If a signer's nonce pool is empty (rare), they'll see a sync prompt before they can sign. Wait for the pool to refill.

Critical action signing β€” explained

Some operations are too sensitive to authorize via session cookies alone. They require WK re-signing β€” proving that you control both your SSP Wallet and SSP Key by signing a server-generated challenge.

Critical actions in SSP Enterprise:

  • Transferring organization ownership

  • Deleting an organization

  • Removing a member

  • Archiving a vault

  • Changing your linked email

The flow:

  1. You initiate the action (e.g., click Remove Member)

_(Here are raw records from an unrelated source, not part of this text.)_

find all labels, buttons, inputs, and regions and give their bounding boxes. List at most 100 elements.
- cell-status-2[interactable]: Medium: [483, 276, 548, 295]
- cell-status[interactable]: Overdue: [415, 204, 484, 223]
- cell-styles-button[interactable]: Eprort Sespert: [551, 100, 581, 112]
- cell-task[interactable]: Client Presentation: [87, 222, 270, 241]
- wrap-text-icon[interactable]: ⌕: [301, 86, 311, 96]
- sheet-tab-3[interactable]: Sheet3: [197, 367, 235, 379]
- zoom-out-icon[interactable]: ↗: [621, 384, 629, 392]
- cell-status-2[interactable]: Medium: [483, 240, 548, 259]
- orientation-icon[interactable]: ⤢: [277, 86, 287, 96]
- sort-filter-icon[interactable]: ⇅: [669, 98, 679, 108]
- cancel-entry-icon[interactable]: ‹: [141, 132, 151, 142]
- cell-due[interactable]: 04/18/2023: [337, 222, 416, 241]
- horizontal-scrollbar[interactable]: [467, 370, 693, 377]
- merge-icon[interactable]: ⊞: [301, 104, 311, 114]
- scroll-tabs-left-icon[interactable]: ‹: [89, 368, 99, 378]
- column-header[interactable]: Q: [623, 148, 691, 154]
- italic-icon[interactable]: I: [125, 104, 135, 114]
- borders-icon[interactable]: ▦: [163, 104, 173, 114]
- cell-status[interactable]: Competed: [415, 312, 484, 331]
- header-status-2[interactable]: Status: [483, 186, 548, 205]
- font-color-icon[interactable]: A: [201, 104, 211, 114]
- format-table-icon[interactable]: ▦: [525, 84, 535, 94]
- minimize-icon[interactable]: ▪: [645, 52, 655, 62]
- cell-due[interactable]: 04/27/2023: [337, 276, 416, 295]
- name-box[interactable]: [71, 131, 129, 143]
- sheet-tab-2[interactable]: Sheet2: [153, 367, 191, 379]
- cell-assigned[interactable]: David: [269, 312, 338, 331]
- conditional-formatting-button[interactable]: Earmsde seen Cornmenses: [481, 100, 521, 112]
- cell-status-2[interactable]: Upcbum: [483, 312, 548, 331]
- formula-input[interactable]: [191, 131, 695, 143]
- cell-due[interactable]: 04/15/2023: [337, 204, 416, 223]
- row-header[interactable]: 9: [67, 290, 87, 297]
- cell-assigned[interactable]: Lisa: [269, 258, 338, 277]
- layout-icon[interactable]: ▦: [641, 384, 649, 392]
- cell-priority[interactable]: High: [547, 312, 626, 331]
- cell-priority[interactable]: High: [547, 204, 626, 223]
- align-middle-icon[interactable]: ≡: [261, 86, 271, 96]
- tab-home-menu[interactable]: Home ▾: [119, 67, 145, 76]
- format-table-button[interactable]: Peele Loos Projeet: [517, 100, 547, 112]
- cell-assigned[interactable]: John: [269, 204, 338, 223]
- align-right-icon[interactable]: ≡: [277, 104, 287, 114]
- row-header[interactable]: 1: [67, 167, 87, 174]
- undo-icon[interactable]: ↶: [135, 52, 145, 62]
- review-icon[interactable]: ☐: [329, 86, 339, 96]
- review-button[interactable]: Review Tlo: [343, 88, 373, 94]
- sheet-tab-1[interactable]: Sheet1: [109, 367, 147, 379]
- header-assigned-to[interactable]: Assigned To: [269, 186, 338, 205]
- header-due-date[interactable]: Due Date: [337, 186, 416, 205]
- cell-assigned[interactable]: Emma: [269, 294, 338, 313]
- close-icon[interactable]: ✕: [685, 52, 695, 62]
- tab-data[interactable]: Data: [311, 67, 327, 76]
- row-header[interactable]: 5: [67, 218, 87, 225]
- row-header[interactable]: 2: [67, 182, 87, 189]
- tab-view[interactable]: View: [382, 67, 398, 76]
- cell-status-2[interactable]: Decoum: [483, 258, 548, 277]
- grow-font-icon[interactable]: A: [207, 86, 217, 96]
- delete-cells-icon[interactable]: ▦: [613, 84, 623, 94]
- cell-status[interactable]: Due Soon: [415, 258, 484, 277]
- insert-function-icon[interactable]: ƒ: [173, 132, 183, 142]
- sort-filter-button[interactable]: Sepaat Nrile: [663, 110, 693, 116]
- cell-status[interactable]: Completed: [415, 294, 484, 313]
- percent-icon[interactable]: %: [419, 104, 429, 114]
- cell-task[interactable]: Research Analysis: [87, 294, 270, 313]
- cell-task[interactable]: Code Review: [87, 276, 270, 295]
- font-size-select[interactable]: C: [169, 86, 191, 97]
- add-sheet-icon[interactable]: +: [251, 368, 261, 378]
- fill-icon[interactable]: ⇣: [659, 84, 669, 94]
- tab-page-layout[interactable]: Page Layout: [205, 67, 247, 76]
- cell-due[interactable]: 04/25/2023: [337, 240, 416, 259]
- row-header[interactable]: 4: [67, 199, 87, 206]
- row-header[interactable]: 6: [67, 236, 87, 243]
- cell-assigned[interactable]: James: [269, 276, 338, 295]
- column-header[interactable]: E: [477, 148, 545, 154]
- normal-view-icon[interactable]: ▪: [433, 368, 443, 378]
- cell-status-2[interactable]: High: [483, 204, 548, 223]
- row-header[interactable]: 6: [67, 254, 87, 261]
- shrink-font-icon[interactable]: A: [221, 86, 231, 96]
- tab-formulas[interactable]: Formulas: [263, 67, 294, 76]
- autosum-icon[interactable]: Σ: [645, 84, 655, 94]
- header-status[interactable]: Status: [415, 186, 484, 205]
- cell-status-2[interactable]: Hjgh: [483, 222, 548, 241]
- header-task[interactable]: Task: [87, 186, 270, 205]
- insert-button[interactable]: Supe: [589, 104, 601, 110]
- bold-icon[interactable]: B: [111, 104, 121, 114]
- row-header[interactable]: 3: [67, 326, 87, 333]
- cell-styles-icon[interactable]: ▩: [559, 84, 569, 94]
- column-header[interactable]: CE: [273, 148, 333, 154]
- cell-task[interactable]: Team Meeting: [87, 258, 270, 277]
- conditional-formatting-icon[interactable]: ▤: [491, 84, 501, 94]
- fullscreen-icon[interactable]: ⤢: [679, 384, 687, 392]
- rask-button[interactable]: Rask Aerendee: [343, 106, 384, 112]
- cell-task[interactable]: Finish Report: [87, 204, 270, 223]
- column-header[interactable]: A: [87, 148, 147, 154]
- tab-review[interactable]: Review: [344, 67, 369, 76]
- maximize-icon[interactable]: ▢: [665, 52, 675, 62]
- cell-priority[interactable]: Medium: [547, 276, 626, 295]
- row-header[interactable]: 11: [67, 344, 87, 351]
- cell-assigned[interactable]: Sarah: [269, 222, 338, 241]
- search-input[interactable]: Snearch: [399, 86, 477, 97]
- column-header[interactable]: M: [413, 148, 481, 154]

  2. The server generates a challenge message: <timestamp>:SSP_CRITICAL:<action>:<targetOrgId>:<targetWkIdentity>:<nonce>

  3. Your SSP Wallet and SSP Key prompt you to sign this challenge

  4. The server verifies both signatures, confirms they match your WK Identity, and executes the action

  5. The attempt (success or failure) is logged permanently in the audit trail

This prevents session hijacking attacks and guarantees that destructive actions are intentional.

Audit trail

Every significant action β€” proposal created, signed, rejected, broadcast, member added/removed, vault created/archived, policy changed β€” is logged permanently. You can review the full history in:

  • Activity (organization-level)

  • Vault β†’ Activity (vault-level)

Audit logs are append-only and never deleted, even when the related entity (member, vault) is removed.